The number of coronavirus cases in Leicester is “still well above” the rest of the UK ahead of this week’s review of the city’s local lockdown, Health Secretary Matt Hancock has said.
The Midlands city has been subject to the UK’s first full local lockdown as part of the government’s “whack-a-mole” strategy to deal with local flare-ups in COVID-19 infections.
Shops and schools have been closed, while the reopening of pubs and restaurants did not take place in Leicester in line with the rest of England earlier this month.
Health Secretary Matt Hancock told the House of Commons on Tuesday that the local restrictions in the city would be reviewed later this week.
“There is a process for whether changes can be made in Leicester,” he told MPs.
“The process is that we will look at 14 days of data – it is today 14 days since the measures were introduced.
“We’ll look at that on Thursday of this week and make a public announcement, as soon as is reasonably possible, about whether and if any changes can be made to the situation in Leicester.
“Thankfully the numbers have been coming down in Leicester and we have put in that extra testing.
“But the number of positive cases in Leicester is still well above the rest of the country.
“I won’t pre-judge the decision that we’ll take on Thursday and we’ll take into account all of the data.
“We won’t set out specific thresholds, instead we’ll look at all of the data – both the level and the rate of change – and make the appropriate decision in consultation with the local authorities.”

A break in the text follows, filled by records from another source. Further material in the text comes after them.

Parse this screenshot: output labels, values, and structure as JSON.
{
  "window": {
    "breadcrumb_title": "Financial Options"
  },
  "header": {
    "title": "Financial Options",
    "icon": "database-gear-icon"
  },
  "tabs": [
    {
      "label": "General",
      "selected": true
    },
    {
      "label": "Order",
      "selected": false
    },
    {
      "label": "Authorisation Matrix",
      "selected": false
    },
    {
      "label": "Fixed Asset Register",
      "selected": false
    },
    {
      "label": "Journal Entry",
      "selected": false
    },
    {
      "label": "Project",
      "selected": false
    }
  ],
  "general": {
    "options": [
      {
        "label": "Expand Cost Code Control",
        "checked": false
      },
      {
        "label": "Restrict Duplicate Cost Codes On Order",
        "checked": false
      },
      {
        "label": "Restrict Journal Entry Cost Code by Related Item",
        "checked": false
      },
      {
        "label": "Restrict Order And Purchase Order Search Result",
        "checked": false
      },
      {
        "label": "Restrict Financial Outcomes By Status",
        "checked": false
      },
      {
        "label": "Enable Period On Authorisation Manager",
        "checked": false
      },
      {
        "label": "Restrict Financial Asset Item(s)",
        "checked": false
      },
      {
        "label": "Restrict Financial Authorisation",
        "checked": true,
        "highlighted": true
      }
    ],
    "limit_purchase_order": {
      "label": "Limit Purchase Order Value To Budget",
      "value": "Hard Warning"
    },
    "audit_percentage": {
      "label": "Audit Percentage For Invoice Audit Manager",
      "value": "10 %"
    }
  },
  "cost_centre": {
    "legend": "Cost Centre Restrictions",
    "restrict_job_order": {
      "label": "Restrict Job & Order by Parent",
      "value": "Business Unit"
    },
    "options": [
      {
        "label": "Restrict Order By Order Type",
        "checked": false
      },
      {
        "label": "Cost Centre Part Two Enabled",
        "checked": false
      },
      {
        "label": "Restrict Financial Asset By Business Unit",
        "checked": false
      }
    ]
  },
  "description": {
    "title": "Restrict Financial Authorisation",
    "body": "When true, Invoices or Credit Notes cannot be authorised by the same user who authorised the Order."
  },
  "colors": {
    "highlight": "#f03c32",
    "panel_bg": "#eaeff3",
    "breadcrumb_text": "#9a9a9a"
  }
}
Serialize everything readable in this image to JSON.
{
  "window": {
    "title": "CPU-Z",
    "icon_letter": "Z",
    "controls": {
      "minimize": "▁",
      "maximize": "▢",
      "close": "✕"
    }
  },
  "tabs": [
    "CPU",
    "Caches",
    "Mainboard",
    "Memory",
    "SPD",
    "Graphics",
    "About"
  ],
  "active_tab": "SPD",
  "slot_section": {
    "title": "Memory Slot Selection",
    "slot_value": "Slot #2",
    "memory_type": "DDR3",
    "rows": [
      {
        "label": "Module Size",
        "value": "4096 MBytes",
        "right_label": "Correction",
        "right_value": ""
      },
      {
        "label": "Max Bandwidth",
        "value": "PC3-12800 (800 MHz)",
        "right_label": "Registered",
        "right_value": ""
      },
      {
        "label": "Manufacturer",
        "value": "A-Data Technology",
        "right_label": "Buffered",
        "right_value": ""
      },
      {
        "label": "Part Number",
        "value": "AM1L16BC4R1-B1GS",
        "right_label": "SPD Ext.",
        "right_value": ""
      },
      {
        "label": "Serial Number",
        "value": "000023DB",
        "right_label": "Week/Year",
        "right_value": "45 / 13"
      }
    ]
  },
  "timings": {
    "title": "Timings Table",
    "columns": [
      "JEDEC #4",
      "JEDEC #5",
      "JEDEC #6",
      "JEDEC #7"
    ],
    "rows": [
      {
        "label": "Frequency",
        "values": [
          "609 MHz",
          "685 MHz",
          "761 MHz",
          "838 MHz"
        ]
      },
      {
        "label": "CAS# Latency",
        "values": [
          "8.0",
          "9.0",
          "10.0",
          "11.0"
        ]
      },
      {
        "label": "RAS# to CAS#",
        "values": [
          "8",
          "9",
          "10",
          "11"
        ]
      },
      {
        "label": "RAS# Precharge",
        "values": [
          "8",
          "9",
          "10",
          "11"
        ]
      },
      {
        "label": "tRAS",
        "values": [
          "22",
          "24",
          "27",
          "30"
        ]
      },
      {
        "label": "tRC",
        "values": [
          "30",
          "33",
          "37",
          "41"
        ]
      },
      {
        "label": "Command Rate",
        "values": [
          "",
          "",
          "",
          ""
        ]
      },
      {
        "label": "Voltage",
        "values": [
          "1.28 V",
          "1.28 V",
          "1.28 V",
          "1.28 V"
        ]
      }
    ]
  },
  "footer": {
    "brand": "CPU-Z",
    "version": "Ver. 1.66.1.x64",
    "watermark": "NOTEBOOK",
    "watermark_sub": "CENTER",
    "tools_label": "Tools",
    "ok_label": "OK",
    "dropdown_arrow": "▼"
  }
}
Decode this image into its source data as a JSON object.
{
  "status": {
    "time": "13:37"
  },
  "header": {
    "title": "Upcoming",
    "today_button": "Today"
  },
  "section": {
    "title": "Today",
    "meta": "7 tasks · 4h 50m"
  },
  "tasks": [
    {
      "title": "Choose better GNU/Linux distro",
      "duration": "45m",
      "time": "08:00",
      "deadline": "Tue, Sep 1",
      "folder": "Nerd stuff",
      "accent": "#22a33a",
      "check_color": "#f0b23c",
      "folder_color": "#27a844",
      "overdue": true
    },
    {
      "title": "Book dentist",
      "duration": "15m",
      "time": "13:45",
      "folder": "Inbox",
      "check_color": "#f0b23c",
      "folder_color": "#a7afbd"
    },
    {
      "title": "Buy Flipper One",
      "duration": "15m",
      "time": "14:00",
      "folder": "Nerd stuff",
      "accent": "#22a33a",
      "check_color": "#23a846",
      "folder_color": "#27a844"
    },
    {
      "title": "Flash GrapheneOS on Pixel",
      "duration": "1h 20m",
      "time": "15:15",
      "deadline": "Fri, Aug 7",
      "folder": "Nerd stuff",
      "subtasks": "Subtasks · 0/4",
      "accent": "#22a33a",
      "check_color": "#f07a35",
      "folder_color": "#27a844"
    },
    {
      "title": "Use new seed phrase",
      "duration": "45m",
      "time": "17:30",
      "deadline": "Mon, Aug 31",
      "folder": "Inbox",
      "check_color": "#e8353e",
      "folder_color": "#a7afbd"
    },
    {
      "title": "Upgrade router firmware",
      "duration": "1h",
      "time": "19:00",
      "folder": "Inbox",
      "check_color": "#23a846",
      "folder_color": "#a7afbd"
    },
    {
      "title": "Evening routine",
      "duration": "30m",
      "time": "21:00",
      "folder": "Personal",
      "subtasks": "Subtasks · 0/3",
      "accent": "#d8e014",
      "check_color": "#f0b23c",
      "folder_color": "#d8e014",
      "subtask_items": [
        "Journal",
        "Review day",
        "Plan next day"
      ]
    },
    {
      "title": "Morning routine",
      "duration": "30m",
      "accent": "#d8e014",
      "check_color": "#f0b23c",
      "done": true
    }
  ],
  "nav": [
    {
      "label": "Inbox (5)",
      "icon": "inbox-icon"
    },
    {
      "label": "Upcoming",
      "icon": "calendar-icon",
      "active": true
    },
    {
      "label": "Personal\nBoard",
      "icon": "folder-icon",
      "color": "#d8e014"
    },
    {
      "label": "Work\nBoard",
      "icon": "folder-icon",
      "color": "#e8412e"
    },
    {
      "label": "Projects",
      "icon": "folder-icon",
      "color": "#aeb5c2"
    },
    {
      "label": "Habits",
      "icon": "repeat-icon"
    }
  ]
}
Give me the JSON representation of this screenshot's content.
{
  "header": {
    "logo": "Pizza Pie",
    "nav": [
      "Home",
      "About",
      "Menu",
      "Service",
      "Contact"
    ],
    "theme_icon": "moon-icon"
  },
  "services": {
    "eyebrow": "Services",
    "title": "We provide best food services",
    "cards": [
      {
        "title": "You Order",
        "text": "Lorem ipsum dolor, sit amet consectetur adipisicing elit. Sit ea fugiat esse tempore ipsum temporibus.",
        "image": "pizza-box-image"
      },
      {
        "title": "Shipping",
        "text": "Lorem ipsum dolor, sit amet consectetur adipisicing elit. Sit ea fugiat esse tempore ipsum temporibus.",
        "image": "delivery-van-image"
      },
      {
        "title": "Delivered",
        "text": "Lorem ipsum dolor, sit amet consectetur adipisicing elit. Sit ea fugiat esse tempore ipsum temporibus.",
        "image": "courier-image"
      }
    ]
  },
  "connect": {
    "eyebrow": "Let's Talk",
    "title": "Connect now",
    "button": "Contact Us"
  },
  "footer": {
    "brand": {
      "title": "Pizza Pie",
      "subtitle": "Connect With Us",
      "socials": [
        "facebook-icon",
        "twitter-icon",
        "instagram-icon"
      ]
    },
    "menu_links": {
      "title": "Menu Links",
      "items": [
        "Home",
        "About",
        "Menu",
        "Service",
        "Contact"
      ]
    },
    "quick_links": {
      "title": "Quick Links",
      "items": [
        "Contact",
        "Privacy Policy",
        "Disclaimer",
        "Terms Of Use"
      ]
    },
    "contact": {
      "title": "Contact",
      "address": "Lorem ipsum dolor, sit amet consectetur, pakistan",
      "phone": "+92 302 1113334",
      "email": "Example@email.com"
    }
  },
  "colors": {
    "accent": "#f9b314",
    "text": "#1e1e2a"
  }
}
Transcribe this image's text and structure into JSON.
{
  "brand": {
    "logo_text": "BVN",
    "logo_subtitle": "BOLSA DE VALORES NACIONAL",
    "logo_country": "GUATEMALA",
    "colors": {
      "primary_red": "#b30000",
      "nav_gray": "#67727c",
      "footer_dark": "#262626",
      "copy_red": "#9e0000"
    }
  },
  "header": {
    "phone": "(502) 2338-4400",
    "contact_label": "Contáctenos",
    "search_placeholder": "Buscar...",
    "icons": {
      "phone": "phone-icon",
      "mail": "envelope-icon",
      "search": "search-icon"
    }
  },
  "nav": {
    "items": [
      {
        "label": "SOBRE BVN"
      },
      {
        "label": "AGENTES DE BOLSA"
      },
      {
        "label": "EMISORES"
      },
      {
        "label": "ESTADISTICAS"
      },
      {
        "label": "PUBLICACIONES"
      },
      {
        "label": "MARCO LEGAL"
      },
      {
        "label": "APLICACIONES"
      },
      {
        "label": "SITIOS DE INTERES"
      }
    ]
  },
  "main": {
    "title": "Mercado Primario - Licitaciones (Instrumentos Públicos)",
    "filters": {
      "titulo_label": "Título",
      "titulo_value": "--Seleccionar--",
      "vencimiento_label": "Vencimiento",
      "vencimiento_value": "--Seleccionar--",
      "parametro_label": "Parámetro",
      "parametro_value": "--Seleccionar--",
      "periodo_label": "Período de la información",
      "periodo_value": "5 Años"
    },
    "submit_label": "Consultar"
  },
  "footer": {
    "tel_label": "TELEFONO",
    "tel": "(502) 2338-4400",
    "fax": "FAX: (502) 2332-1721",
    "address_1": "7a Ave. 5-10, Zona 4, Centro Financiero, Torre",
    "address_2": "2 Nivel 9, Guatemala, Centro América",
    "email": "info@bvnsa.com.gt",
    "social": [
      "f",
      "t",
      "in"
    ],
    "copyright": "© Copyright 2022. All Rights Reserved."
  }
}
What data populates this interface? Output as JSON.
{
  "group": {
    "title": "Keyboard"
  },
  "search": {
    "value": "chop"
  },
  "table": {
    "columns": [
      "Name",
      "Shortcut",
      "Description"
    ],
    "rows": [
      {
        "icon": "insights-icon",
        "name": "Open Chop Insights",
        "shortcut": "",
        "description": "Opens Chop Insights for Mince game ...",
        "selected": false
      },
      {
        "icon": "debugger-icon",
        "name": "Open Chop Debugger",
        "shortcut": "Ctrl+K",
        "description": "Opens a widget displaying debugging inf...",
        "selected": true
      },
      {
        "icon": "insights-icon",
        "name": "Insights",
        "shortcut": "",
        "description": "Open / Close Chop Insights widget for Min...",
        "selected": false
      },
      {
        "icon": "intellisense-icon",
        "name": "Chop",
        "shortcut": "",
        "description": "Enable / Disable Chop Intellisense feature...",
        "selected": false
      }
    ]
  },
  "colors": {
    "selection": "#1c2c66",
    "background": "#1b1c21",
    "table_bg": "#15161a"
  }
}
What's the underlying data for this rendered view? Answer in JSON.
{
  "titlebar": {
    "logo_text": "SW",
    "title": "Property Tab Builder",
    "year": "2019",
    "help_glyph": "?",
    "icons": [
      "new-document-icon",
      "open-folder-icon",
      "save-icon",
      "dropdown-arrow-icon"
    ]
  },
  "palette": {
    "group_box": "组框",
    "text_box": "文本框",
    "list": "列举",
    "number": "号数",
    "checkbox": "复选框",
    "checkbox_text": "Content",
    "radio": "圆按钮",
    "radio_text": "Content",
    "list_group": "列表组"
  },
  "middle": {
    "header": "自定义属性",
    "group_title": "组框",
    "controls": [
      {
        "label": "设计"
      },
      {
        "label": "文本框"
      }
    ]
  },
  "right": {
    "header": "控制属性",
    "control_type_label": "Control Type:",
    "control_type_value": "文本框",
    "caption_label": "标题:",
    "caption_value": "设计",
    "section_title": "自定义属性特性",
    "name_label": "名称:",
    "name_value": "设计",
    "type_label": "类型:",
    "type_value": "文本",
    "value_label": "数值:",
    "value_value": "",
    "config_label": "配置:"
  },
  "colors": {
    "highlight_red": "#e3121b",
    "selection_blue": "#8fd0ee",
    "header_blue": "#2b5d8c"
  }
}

Mr Hancock made the comments as he set out the government’s plan to make the wearing of face coverings compulsory in shops and supermarkets in England from 24 July.
The health secretary described to MPs how sales assistants, cashiers and security guards had “suffered disproportionately” during the coronavirus crisis.
“The death rate of sales and retail assistants is 75% higher amongst men and 60% higher amongst women than in the general population,” he said.
Mr Hancock also provided an update on the government’s test and trace scheme, which has now seen 144,000 people asked to isolate themselves after being informed they were at risk of infection.
On Monday, Professor Jonathan Van-Tam – one of England’s deputy chief medical officers – said that data published on Saturday showed Leicester is “really quite an outlier” compared with anywhere else in the country.
“The situation has improved but it needs to go further,” Prof Van-Tam told the BBC.
He stressed any decision to lift the city’s lockdown “can’t be rushed”.